Seine Arbeiten erscheinen unter anderem in Zeitungen und Magazinen wie ABC, Marca, El Ruedo oder Aplausos. Als freier Fotograf bleibt er unabhängig und reist von Arena zu Arena, stets auf der Suche nach dem perfekten Augenblick. Vor seine Kamera treten nahezu alle bedeutenden Toreros seiner Zeit, darunter Domingo Ortega, Pepe Luis Vázquez und Luis Miguel Dominguín.
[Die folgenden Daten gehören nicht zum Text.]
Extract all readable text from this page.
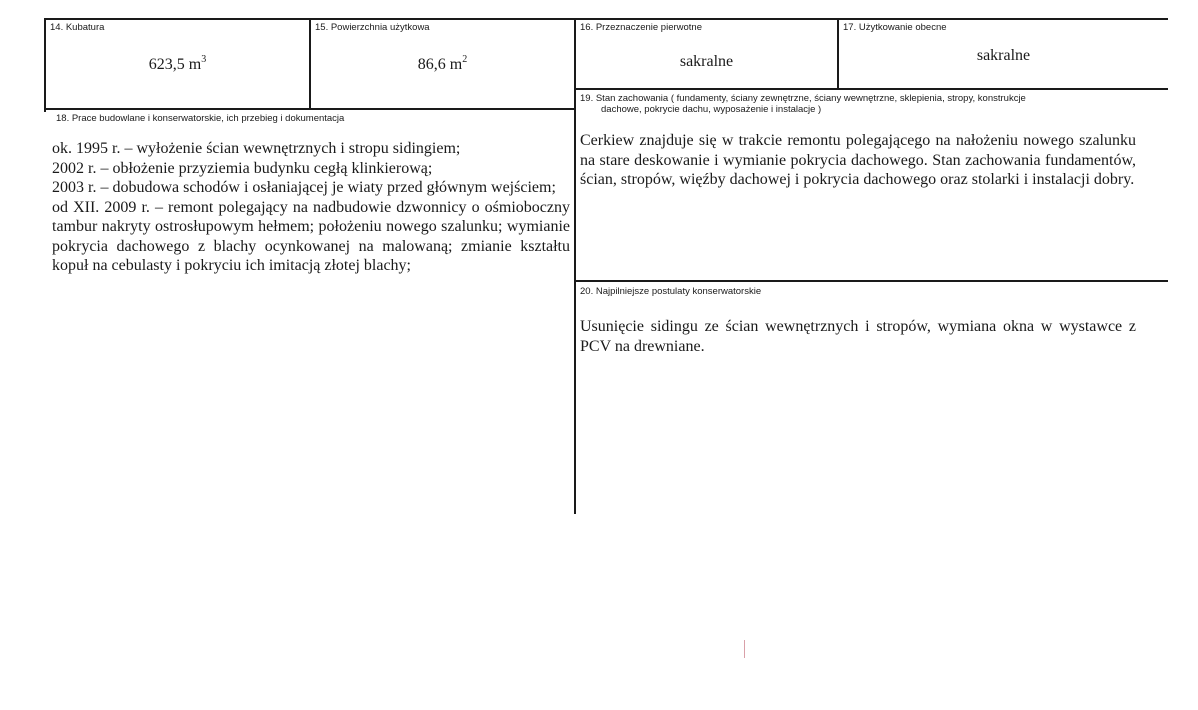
14. Kubatura
623,5 $m^3$
15. Powierzchnia użytkowa
86,6 $m^2$
16. Przeznaczenie pierwotne
sakralne
17. Użytkowanie obecne
sakralne
18. Prace budowlane i konserwatorskie, ich przebieg i dokumentacja

ok. 1995 r. – wyłożenie ścian wewnętrznych i stropu sidingiem;

2002 r. – obłożenie przyziemia budynku cegłą klinkierową;

2003 r. – dobudowa schodów i osłaniającej je wiaty przed głównym wejściem;

od XII. 2009 r. – remont polegający na nadbudowie dzwonnicy o ośmioboczny tambur nakryty ostrosłupowym hełmem; położeniu nowego szalunku; wymianie pokrycia dachowego z blachy ocynkowanej na malowaną; zmianie kształtu kopuł na cebulasty i pokryciu ich imitacją złotej blachy;

19. Stan zachowania ( fundamenty, ściany zewnętrzne, ściany wewnętrzne, sklepienia, stropy, konstrukcje
dachowe, pokrycie dachu, wyposażenie i instalacje )

Cerkiew znajduje się w trakcie remontu polegającego na nałożeniu nowego szalunku na stare deskowanie i wymianie pokrycia dachowego. Stan zachowania fundamentów, ścian, stropów, więźby dachowej i pokrycia dachowego oraz stolarki i instalacji dobry.

20. Najpilniejsze postulaty konserwatorskie

Usunięcie sidingu ze ścian wewnętrznych i stropów, wymiana okna w wystawce z PCV na drewniane.
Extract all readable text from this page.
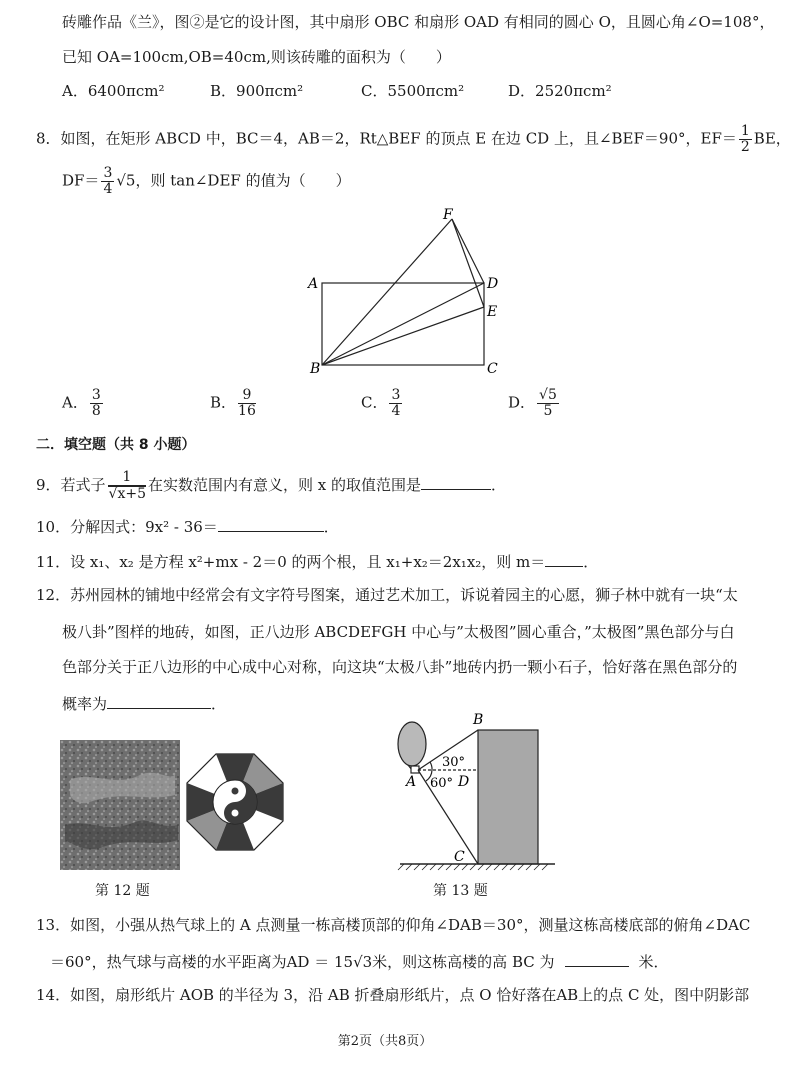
砖雕作品《兰》，图②是它的设计图，其中扇形 OBC 和扇形 OAD 有相同的圆心 O，且圆心角∠O=108°，
已知 OA=100cm,OB=40cm,则该砖雕的面积为（　　）
A．6400πcm²	B．900πcm²	C．5500πcm²	D．2520πcm²
8．如图，在矩形 ABCD 中，BC＝4，AB＝2，Rt△BEF 的顶点 E 在边 CD 上，且∠BEF＝90°，$EF= \frac{1}{2}$ BE，
$DF= \frac{3}{4} √5$，则 tan∠DEF 的值为（　　）
F
A	D
E
B	C
A． $\frac{3}{8}$	B． $\frac{9}{16}$	C． $\frac{3}{4}$	D． $\frac{√5}{5}$
二．填空题（共 8 小题）
9．若式子 $\frac{1}{√x+5}$ 在实数范围内有意义，则 x 的取值范围是	．
10．分解因式：9x² - 36＝	．
11．设 x₁、x₂ 是方程 x²+mx - 2＝0 的两个根，且 x₁+x₂＝2x₁x₂，则 m＝	．
12．苏州园林的铺地中经常会有文字符号图案，通过艺术加工，诉说着园主的心愿，狮子林中就有一块“太
极八卦”图样的地砖，如图，正八边形 ABCDEFGH 中心与”太极图”圆心重合，”太极图”黑色部分与白
色部分关于正八边形的中心成中心对称，向这块“太极八卦”地砖内扔一颗小石子，恰好落在黑色部分的
概率为	．
B
30°
A 60° D
C
第 12 题	第 13 题
13．如图，小强从热气球上的 A 点测量一栋高楼顶部的仰角∠DAB＝30°，测量这栋高楼底部的俯角∠DAC
＝60°，热气球与高楼的水平距离为AD ＝ 15√3米，则这栋高楼的高 BC 为	米．
14．如图，扇形纸片 AOB 的半径为 3，沿 AB 折叠扇形纸片，点 O 恰好落在AB上的点 C 处，图中阴影部
第2页（共8页）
Besonders bekannt wird Cano durch seine Fotografien von Ernest Hemingway. Seine Bilder zeigen den Schriftsteller in den verschiedenen Städten, in den Bars, auf Straßenfesten oder rund um die Plaza de Toros in den 1950er Jahren. Cano erzählt gerne von gemeinsamen Feiern und ausgedehnten Besäufnissen mit Hemingway in Pamplona und Málaga. Im Juli 2016 stirbt Canito im Alter von 103 Jahren.

Eine besondere Situation herrscht während der San-Fermín-Feierlichkeiten in Pamplona. Dort konzentrieren sich viele Fotografen nicht nur auf die Corridas in der Arena, sondern vor allem auf den berühmten Encierro, den morgendlichen Stierlauf durch die engen Gassen der Altstadt. Die Arbeit ist gefährlich: Fotografen bewegen sich oft unmittelbar vor den Stieren, arbeiten mit Weitwinkelobjektiven in dichten Menschenmengen und müssen innerhalb von Sekunden reagieren. 
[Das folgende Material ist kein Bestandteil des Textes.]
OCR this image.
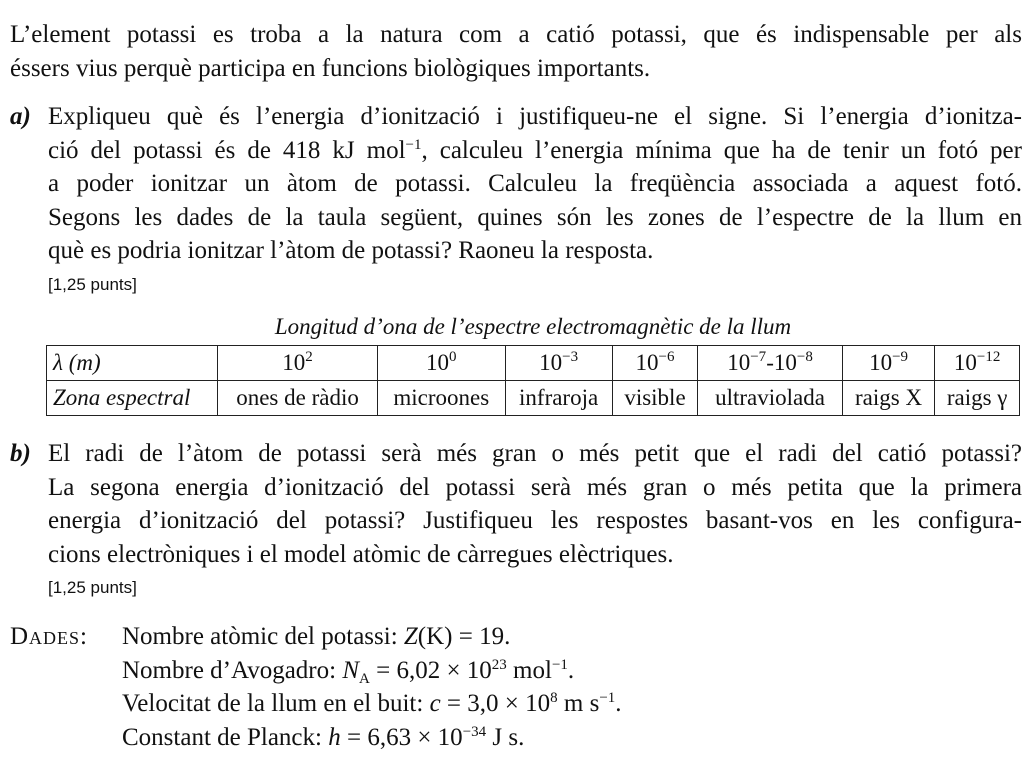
L’element potassi es troba a la natura com a catió potassi, que és indispensable per als
éssers vius perquè participa en funcions biològiques importants.
a) Expliqueu què és l’energia d’ionització i justifiqueu-ne el signe. Si l’energia d’ionitza-
ció del potassi és de 418 kJ mol$^{-1}$, calculeu l’energia mínima que ha de tenir un fotó per
a poder ionitzar un àtom de potassi. Calculeu la freqüència associada a aquest fotó.
Segons les dades de la taula següent, quines són les zones de l’espectre de la llum en
què es podria ionitzar l’àtom de potassi? Raoneu la resposta.
[1,25 punts]
Longitud d’ona de l’espectre electromagnètic de la llum
λ (m)	$10^2$	$10^0$	$10^{-3}$	$10^{-6}$	$10^{-7}-10^{-8}$	$10^{-9}$	$10^{-12}$
Zona espectral	ones de ràdio	microones	infraroja	visible	ultraviolada	raigs X	raigs γ
b) El radi de l’àtom de potassi serà més gran o més petit que el radi del catió potassi?
La segona energia d’ionització del potassi serà més gran o més petita que la primera
energia d’ionització del potassi? Justifiqueu les respostes basant-vos en les configura-
cions electròniques i el model atòmic de càrregues elèctriques.
[1,25 punts]
Dades: Nombre atòmic del potassi: Z(K) = 19.
Nombre d’Avogadro: $N_A = 6,02 \times 10^{23}$ mol$^{-1}$.
Velocitat de la llum en el buit: $c = 3,0 \times 10^8$ m $s^{-1}$.
Constant de Planck: $h = 6,63 \times 10^{-34}$ J s.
Viele Fotografien der fotógrafos taurinos besitzen eine fast poetische Wirkung. Manche erinnern an Werke von Künstlern wie Francisco de Goya oder Pablo Picasso. Andere Bilder besitzen eine beinahe religiöse und spirituelle Ausstrahlung. Sie erinnern an die symbolische Bildsprache der Prozessionen während der Semana Santa in Südspanien. Gerade bei dieser Mischung aus Volksfest, religiöser Tradition und Stierkampf entstehen einige der eindrucksvollsten Bilder.
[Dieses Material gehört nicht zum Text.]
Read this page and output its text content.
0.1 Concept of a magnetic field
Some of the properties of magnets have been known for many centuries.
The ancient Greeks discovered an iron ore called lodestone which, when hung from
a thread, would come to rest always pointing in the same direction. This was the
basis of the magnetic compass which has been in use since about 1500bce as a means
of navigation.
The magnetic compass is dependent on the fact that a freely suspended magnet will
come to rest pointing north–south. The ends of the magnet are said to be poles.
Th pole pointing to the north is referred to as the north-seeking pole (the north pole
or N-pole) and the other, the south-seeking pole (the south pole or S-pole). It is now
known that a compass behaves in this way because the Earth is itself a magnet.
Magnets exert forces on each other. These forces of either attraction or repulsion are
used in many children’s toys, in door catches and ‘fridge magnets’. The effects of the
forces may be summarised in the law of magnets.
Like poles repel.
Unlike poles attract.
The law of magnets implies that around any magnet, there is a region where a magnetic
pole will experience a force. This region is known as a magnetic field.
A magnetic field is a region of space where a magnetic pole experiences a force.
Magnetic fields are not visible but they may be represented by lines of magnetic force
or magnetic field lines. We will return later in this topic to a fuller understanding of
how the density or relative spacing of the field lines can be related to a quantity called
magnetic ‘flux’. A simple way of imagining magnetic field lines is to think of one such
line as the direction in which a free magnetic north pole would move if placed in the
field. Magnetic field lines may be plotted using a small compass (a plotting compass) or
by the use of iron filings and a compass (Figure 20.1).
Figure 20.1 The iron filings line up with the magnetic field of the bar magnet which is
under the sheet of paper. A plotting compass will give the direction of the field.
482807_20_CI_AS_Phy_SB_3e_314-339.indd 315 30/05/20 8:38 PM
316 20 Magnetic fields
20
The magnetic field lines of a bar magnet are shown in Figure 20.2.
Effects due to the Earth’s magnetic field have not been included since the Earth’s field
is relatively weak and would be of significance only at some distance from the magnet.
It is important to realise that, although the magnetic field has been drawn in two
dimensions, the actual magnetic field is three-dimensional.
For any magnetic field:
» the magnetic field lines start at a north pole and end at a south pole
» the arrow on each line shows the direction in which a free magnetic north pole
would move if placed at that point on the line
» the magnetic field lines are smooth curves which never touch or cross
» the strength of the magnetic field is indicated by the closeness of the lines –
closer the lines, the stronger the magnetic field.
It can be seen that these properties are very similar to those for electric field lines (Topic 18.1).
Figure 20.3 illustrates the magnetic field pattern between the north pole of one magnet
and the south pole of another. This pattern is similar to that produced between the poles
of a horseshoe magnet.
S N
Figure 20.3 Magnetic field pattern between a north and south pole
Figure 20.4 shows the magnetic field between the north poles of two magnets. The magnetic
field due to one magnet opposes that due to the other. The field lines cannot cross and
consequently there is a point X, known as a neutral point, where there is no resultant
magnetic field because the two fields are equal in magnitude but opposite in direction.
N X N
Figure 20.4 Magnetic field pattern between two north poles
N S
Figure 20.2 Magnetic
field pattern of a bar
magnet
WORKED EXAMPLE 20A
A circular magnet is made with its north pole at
Da der Stierkampf in der modernen spanischen Gesellschaft zurecht hinterfragt wird, verändert sich auch die Rolle der fotógrafos taurinos. Heute sind sie nicht mehr nur Reporter des Augenblicks, sondern zugleich Archivare eines kulturellen Wandels. Ihre Arbeit bleibt ein kraftvolles Zeugnis spanischer Kulturgeschichte. Zugleich sind sie die letzten Botschafter einer versunkenen Welt.